Drop the Façade

If Loyola University of Chicago drops its classics department, as it plans to, it should also drop its façade as a university. It will have become instead a technical college. There's nothing necessarily wrong with that, but it's not a university and shouldn't call itself one.

At first glance it might appear that market forces are responsible for the impending demise of classics at Loyola. By dumping classics Loyola will can get rid of several tenure-track professors, and will not lose very many tuition-paying students. Classics is a small department that doesn't attract students who come to college primarily as preparation for a job in corporate America. And few classics alumni go on to become the kind of wealthy donors that university bureaucrats covet. Classics, the study of Greek and Latin, is not profitable either for the university or its students, and therefore what purpose does it serve?

Of course there's more to the story than market forces. The very nature of higher education in America has changed irrevocably because of government intervention. Student loans and financial aid programs have distorted the market, making it possible for everyone to attend college. So everyone now does. What could be wrong with that? Only that most people do not want to live lives of scholarship, they want to make ends meet. That was never the purpose for which universities were instituted. The very word "scholarship" derives from the Greek word for leisure, "schole." You became a scholar if you already had the means to support yourself (or be supported by an institution like the Church) and could therefore devote yourself to the contemplative life.

It should not be offensive to say the obvious, which is that the contemplative life is not for everyone. Unfortunately the State and the leveling ideology that grows alongside it have convinced too many Americans otherwise. At least, they've convinced Americans that everyone needs – or is even entitled to – a university education. And as always leveling has been achieved not by raising anyone up, but by bringing everyone down, starting with the most refined. Classics, as the least "working class" (or "marketable") of all disciplines, is naturally one of the first to go.

The greatest diagnostician of the American character, Alexis de Tocqueville, saw the need for classical education in America and also knew that it would be a pursuit of the few not the many. In the second volume of his Democracy in America he wrote:

"It is evident that in democratic communities the interest of individuals as well as the security of the commonwealth demands that the education of the greater number should be scientific, commercial and industrial rather than literary. Greek and Latin should not be taught in all the schools; but it is important that those who, by their natural disposition or their fortune, are destined to cultivate letters or prepared to relish them should find schools where a complete knowledge of ancient literature may be acquired and where the true scholar may be formed."

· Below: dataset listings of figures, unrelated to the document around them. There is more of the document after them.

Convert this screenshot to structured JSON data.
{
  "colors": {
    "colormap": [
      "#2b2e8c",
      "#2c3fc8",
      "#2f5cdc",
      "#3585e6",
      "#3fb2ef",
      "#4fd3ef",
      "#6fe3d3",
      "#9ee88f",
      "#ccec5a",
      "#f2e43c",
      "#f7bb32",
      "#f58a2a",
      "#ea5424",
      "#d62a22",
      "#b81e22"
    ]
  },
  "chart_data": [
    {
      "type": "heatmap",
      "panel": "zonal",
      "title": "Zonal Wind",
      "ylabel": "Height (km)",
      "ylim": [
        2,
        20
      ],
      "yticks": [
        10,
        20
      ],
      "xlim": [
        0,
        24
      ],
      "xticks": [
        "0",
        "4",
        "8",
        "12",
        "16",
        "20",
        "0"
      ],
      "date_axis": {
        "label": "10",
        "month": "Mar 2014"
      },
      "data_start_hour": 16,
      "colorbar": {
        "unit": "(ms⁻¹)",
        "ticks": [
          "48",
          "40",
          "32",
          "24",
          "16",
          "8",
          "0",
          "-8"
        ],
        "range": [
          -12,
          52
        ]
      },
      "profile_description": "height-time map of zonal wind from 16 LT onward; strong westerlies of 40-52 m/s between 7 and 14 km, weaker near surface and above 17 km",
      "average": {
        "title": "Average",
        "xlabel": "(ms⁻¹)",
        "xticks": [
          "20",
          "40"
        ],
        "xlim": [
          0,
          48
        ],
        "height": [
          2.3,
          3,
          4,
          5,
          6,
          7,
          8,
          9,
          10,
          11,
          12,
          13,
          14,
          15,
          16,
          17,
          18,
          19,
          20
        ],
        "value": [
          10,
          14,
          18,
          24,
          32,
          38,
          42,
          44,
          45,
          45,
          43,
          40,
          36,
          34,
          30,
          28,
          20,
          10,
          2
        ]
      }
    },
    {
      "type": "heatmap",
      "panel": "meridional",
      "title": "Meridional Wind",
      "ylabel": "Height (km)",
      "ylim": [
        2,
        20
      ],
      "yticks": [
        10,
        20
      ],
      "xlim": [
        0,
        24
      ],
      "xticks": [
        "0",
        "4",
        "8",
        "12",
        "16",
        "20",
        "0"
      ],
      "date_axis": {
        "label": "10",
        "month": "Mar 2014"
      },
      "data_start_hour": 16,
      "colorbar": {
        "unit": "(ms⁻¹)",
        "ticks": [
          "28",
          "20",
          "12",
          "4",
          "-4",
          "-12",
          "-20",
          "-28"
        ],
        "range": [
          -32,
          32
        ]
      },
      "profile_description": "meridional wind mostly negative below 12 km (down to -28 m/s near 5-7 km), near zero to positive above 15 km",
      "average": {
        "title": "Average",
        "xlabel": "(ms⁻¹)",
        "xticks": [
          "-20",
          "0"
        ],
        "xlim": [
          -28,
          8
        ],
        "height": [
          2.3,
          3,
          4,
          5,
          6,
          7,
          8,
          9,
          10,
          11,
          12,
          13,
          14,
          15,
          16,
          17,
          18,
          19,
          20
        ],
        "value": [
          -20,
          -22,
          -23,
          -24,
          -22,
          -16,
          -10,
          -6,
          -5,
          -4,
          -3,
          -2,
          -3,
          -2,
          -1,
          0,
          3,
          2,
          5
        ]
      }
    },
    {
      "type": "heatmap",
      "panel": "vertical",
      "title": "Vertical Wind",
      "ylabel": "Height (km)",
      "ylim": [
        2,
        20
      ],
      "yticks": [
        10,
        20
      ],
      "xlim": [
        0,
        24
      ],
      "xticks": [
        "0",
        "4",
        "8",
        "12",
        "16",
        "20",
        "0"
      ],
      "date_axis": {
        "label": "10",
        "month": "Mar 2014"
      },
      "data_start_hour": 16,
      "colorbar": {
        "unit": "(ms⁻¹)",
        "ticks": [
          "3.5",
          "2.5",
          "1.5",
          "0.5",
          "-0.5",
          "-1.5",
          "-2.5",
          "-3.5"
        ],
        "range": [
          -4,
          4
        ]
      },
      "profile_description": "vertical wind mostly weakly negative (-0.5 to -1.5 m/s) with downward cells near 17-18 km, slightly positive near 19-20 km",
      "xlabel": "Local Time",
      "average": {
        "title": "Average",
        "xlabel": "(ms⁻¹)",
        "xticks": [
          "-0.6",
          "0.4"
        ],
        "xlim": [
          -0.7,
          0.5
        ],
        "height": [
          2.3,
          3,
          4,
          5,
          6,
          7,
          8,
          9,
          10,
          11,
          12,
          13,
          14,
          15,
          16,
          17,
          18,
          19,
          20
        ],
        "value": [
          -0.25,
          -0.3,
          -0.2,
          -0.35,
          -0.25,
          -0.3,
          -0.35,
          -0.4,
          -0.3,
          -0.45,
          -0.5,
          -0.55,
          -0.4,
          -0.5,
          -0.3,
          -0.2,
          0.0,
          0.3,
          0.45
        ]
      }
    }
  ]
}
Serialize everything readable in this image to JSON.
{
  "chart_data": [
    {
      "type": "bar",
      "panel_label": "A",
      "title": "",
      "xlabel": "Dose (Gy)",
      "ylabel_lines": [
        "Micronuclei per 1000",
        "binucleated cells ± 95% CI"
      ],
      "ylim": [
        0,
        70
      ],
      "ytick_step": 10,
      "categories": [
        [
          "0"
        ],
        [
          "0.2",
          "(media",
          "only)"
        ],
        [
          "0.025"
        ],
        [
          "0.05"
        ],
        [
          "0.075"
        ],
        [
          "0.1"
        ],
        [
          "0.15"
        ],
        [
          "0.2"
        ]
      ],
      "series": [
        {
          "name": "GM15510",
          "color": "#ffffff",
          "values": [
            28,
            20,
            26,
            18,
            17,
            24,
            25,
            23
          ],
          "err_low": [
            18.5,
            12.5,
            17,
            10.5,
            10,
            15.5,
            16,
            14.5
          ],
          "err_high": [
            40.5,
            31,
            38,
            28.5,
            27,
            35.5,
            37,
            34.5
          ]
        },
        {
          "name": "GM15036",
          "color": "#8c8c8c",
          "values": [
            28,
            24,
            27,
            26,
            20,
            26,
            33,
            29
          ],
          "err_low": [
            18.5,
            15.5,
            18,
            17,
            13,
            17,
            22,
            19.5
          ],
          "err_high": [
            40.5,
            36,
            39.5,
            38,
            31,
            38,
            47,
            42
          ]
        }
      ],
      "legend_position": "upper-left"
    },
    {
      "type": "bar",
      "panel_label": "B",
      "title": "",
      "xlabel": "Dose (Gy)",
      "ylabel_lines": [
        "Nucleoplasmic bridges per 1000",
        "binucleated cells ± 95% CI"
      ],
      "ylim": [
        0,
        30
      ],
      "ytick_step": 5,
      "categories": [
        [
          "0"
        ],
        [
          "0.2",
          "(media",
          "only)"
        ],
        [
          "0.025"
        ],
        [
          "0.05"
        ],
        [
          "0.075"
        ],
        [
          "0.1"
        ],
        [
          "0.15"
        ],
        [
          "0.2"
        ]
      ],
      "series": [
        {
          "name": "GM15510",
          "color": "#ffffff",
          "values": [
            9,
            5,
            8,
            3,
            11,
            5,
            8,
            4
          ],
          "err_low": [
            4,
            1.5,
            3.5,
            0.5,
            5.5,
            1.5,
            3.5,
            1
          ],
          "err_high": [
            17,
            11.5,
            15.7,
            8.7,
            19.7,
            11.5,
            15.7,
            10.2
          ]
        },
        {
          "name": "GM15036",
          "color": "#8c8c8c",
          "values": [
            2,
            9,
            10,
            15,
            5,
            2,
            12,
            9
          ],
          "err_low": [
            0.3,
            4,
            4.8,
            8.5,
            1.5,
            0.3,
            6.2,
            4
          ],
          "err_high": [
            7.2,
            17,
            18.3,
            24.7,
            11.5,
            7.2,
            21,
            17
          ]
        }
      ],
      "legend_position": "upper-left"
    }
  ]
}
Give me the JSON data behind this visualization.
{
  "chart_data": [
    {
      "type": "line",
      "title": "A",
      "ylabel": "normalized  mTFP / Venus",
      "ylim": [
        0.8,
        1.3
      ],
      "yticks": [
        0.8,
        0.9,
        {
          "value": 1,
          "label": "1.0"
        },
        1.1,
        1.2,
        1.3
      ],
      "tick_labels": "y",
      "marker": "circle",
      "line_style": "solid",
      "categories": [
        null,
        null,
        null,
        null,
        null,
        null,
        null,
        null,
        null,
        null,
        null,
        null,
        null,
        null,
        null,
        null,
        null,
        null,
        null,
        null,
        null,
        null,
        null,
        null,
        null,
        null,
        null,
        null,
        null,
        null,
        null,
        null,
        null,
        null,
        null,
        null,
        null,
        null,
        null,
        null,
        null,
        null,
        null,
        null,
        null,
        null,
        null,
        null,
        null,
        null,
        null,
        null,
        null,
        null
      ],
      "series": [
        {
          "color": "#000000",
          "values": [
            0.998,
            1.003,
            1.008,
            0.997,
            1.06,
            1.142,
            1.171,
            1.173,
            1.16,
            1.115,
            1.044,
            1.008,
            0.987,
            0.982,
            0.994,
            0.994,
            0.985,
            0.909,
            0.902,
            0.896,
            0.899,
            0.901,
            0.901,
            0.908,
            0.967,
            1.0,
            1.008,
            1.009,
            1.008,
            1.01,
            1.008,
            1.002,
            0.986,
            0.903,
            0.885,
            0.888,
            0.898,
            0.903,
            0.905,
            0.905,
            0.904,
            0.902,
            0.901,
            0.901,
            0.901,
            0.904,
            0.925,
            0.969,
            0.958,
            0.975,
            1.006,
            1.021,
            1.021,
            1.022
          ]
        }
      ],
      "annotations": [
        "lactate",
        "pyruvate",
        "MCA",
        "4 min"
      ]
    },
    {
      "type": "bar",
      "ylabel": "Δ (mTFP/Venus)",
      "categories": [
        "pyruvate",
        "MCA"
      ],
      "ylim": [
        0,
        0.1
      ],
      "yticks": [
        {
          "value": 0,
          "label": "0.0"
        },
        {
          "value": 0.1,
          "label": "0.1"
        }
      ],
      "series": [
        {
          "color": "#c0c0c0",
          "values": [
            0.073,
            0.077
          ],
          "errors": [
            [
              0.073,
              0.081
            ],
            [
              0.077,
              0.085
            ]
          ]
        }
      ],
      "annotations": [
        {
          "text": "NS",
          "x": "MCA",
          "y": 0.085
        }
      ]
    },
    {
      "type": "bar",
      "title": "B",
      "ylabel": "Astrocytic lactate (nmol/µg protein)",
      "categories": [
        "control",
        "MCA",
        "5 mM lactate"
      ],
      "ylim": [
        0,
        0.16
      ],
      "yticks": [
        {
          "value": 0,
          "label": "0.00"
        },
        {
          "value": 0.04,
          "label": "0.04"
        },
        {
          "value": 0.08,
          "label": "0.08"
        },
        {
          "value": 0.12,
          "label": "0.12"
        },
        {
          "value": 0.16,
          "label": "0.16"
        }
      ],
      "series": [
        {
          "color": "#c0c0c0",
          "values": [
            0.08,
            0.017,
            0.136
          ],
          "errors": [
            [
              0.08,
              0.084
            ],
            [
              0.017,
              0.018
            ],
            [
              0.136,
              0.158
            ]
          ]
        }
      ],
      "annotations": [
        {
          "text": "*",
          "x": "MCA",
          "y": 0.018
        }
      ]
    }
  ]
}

The real value of classical education in the American republic is beyond even what the passage above indicates. Taken in the context of Democracy in America as a whole it's clear that one use of classics is as an antidote to the tyranny of the majority over opinion. In a democracy public opinion tends to impress itself on the private mind, and what is not popular is often literally unthinkable. Classical literature, especially classical history and philosophy, provides the theory and precedent for alternative ways of thinking. Significantly, classics provides an alternative but one which is also part of our heritage, rather than one completely alien and incommensurable to us.

Classics as a discipline is in no danger. As long as Western civilization survives, and as long as anyone wishes to read the New Testament in the language in which it was written, Latin and Greek will live. On the other hand, if the influence of leveling ideology and the State continues to grow, then other universities may soon follow in Loyola's footsteps. And if that happens, not only can the technical schools drop the faade of being universities, but we as a culture will have to drop the faade of civilization.

March 17, 2001

Daniel McCarthy is a graduate student in classics at Washington University in St. Louis.